Review of “Injured adult neurons regress to an embryonic transcriptional growth state” from Nature by Stuart P. Atkinson

The transplantation of spinal-cord-derived neural progenitor cells (NPCs) into sites of spinal cord injury can promote the regeneration of corticospinal axons and the restoration of forelimb function [1, 2]; however, we lack a general understanding of the molecular mechanisms involved in this process. 

Now, researchers from the laboratories of Gunnar H. D. Poplawski and Mark H. Tuszynski (University of California San Diego, La Jolla, CA, USA) have profiled motor neurons of the mouse corticospinal tract to identify a ‘regenerative transcriptome’ after spinal cord injury and NPC grafting. In their new study, the team highlights a shift in the regenerating corticospinal motor neuron transcriptome towards an immature state following injury and establishes the overall importance of the huntingtin gene as a central hub for the regenerative transcriptome [3].

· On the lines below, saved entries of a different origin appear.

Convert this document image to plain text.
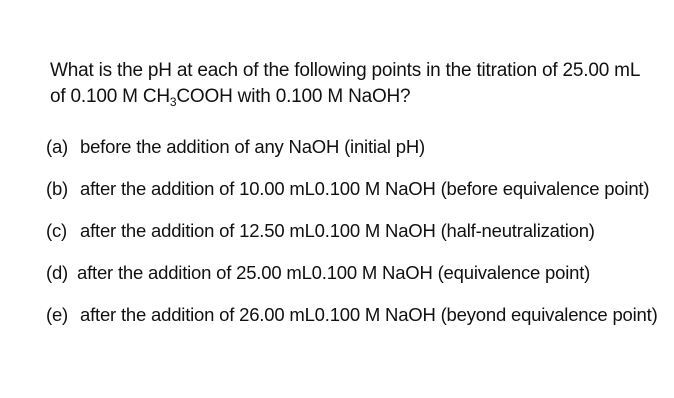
What is the pH at each of the following points in the titration of 25.00 mL
of 0.100 M $CH_3COOH$ with 0.100 M NaOH?
(a) before the addition of any NaOH (initial pH)
(b) after the addition of 10.00 mL0.100 M NaOH (before equivalence point)
(c) after the addition of 12.50 mL0.100 M NaOH (half-neutralization)
(d) after the addition of 25.00 mL0.100 M NaOH (equivalence point)
(e) after the addition of 26.00 mL0.100 M NaOH (beyond equivalence point)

Initial transcriptional analyses by the authors established an identical transcriptomic profile in regenerating corticospinal motor neurons after injury alone (dorsal column lesions at cervical spinal cord level 5) and after the administration of NPCs to induce corticospinal regeneration. While the transcriptomic alterations endured for around two weeks in the untreated injured mice, NPC administration sustained the injury-associated differential gene expression profile over time and did not initiate an alternative growth program. 

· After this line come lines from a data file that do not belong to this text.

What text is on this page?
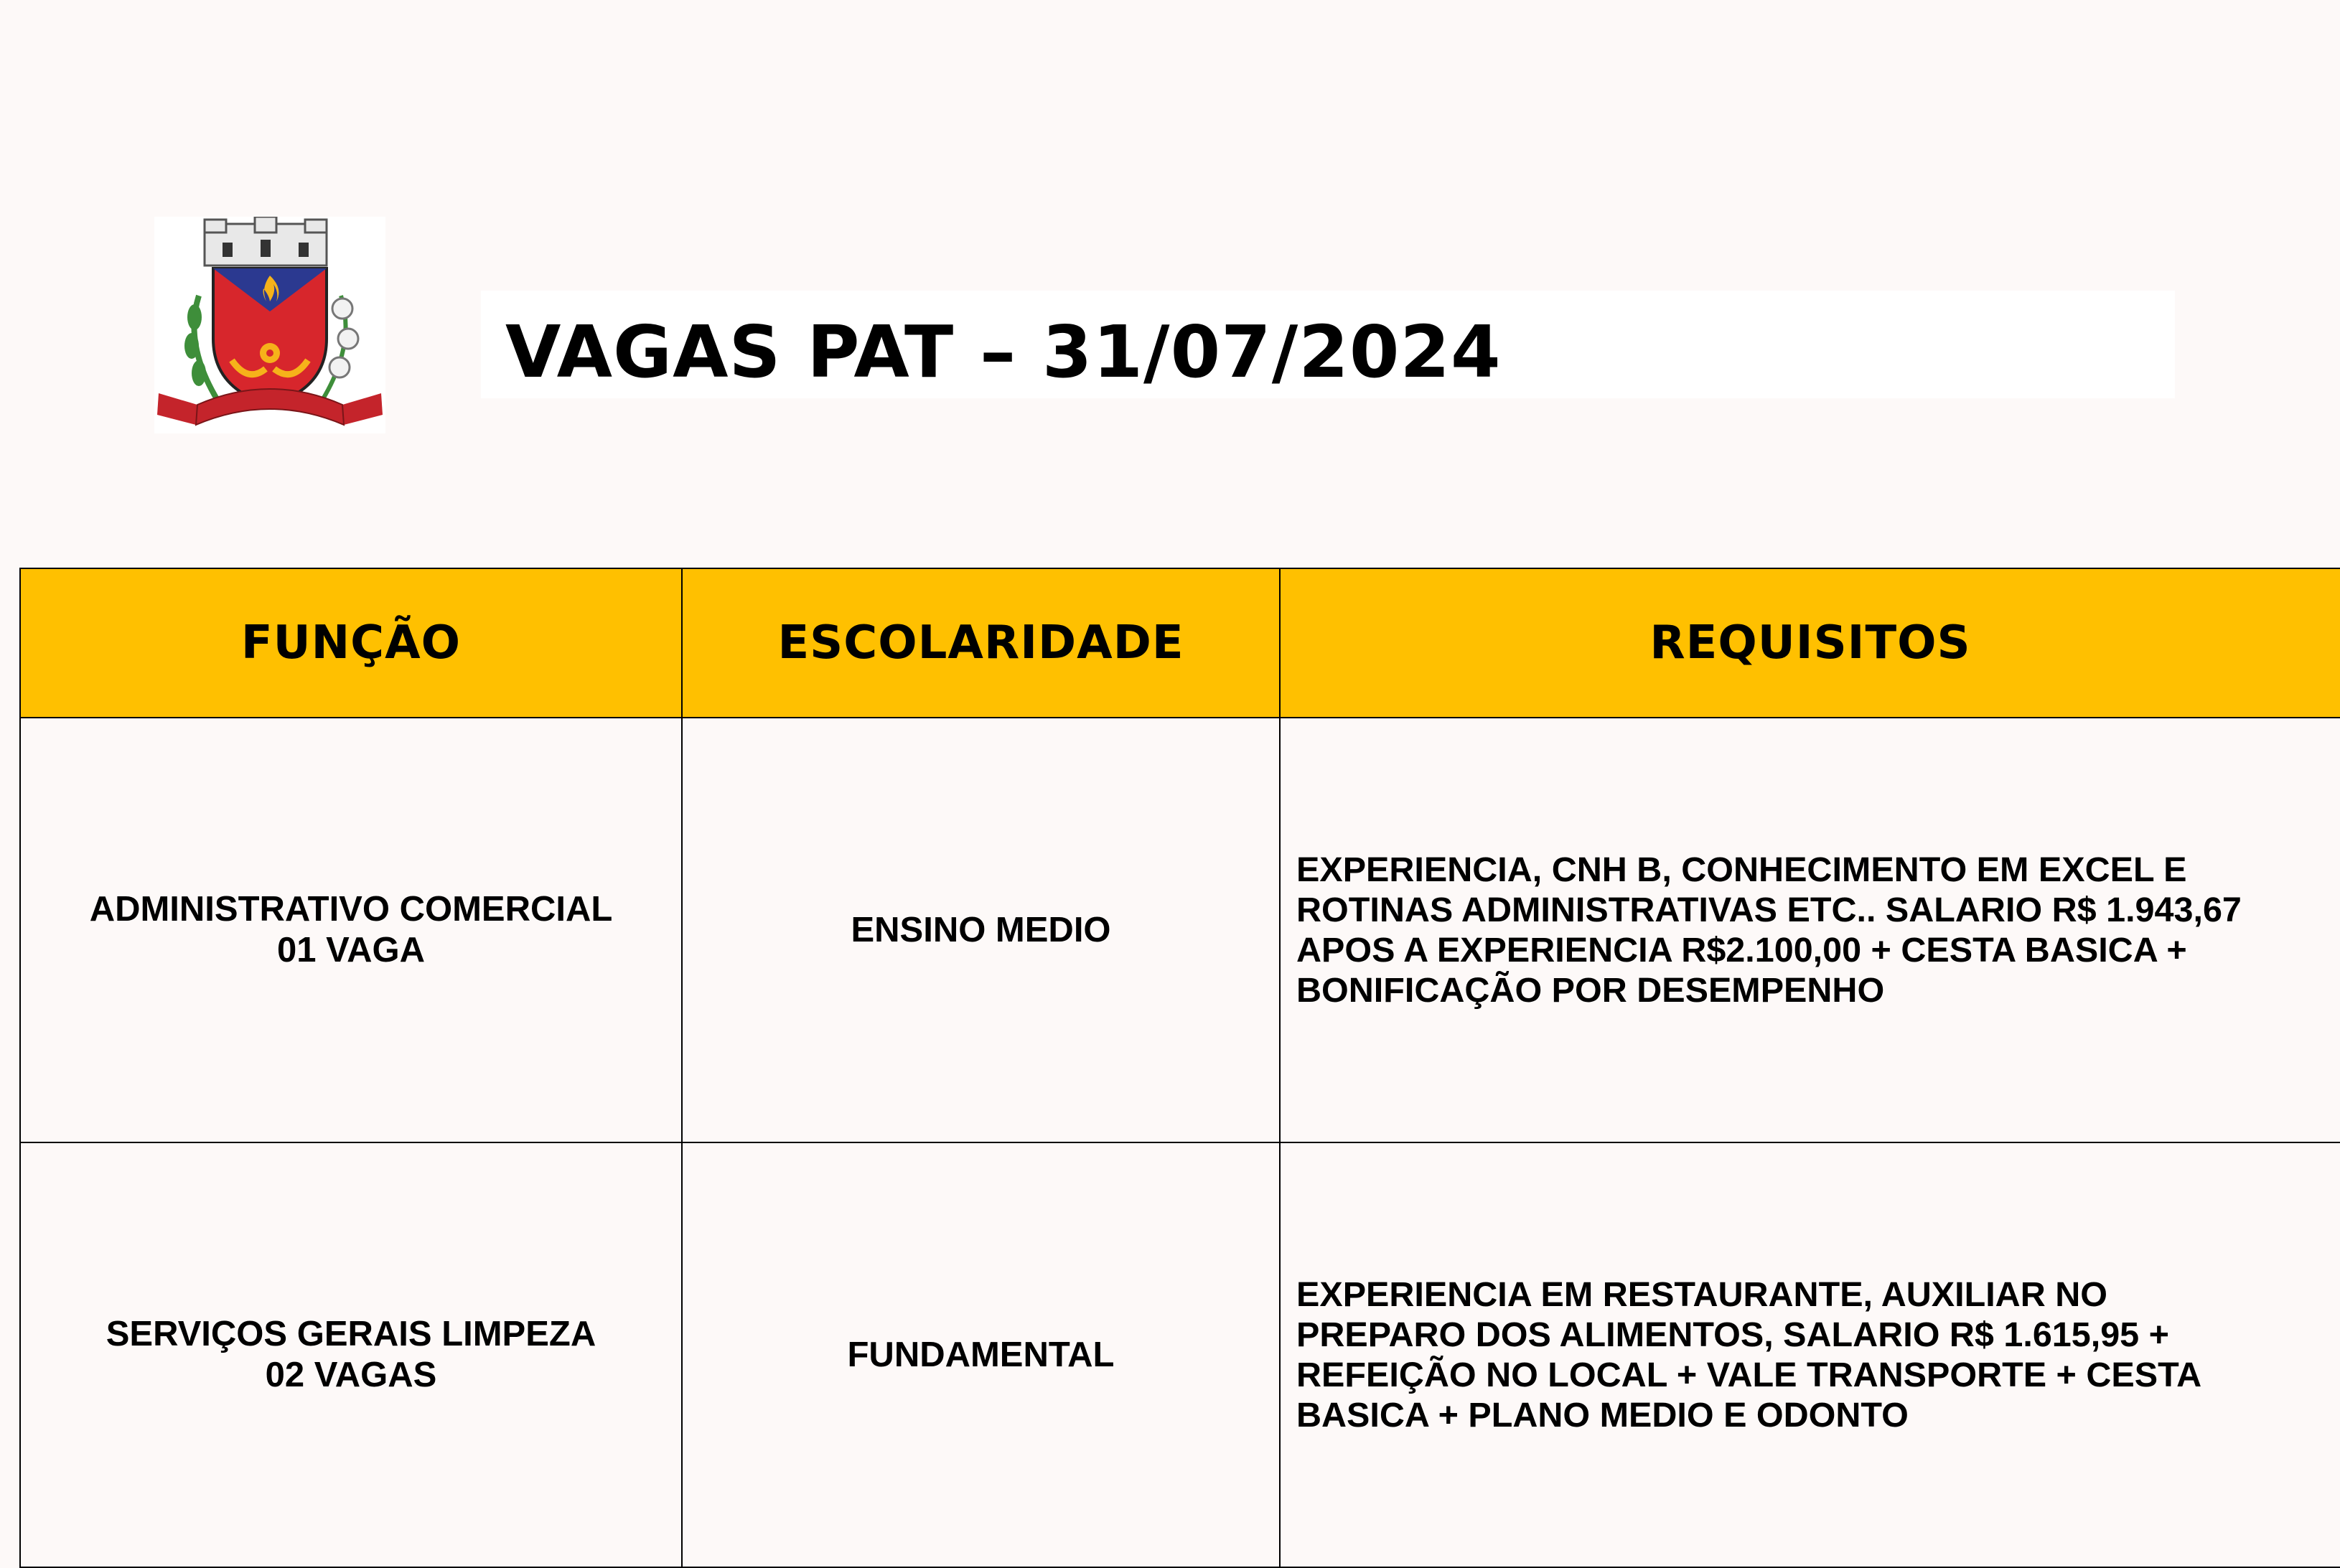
VAGAS PAT – 31/07/2024
FUNÇÃO	ESCOLARIDADE	REQUISITOS

ADMINISTRATIVO COMERCIAL
01 VAGA	ENSINO MEDIO	EXPERIENCIA, CNH B, CONHECIMENTO EM EXCEL E
ROTINAS ADMINISTRATIVAS ETC.. SALARIO R$ 1.943,67
APOS A EXPERIENCIA R$2.100,00 + CESTA BASICA +
BONIFICAÇÃO POR DESEMPENHO

SERVIÇOS GERAIS LIMPEZA
02 VAGAS	FUNDAMENTAL	EXPERIENCIA EM RESTAURANTE, AUXILIAR NO
PREPARO DOS ALIMENTOS, SALARIO R$ 1.615,95 +
REFEIÇÃO NO LOCAL + VALE TRANSPORTE + CESTA
BASICA + PLANO MEDIO E ODONTO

Detailed analysis of transcriptional alterations, which included genes related to stem cells and proliferation-, differentiation-, and cell cycle progression-related functions, highlighted a reversion of regenerating adult neurons to a transcriptional state with similarities to embryonic host corticospinal motor neurons. Interestingly, this analysis also established the huntingtin gene as a central hub in the regenerative transcriptome; in confirmation, the deletion of huntingtin significantly reduced corticospinal sprouting and regeneration after injury, thereby establishing huntingtin as a critical mediator of neural plasticity. 

Overall, the insights gleaned from this fascinating study may aid the development of new and improved strategies aimed at inducing the repair/regeneration of corticospinal axons and restoring forelimb function after spinal cord injury [1].

For more on the molecular mechanisms controlling neural regeneration following NPC transplantation into the injured spinal cord, stay tuned to the Stem Cells Portal!

References

  1. Kadoya K, Lu P, Nguyen K, et al., Spinal Cord Reconstitution with Homologous Neural Grafts Enables Robust Corticospinal Regeneration. Nature Medicine 2016;22:479-487.
  2. Coumans JV, Lin TT-S, Dai HN, et al., Axonal Regeneration and Functional Recovery after Complete Spinal Cord Transection in Rats by Delayed Treatment with Transplants and Neurotrophins. The Journal of Neuroscience 2001;21:9334.
  3. Poplawski GHD, Kawaguchi R, Van Niekerk E, et al., Injured Adult Neurons Regress to an Embryonic Transcriptional Growth State. Nature 2020;581:77-82.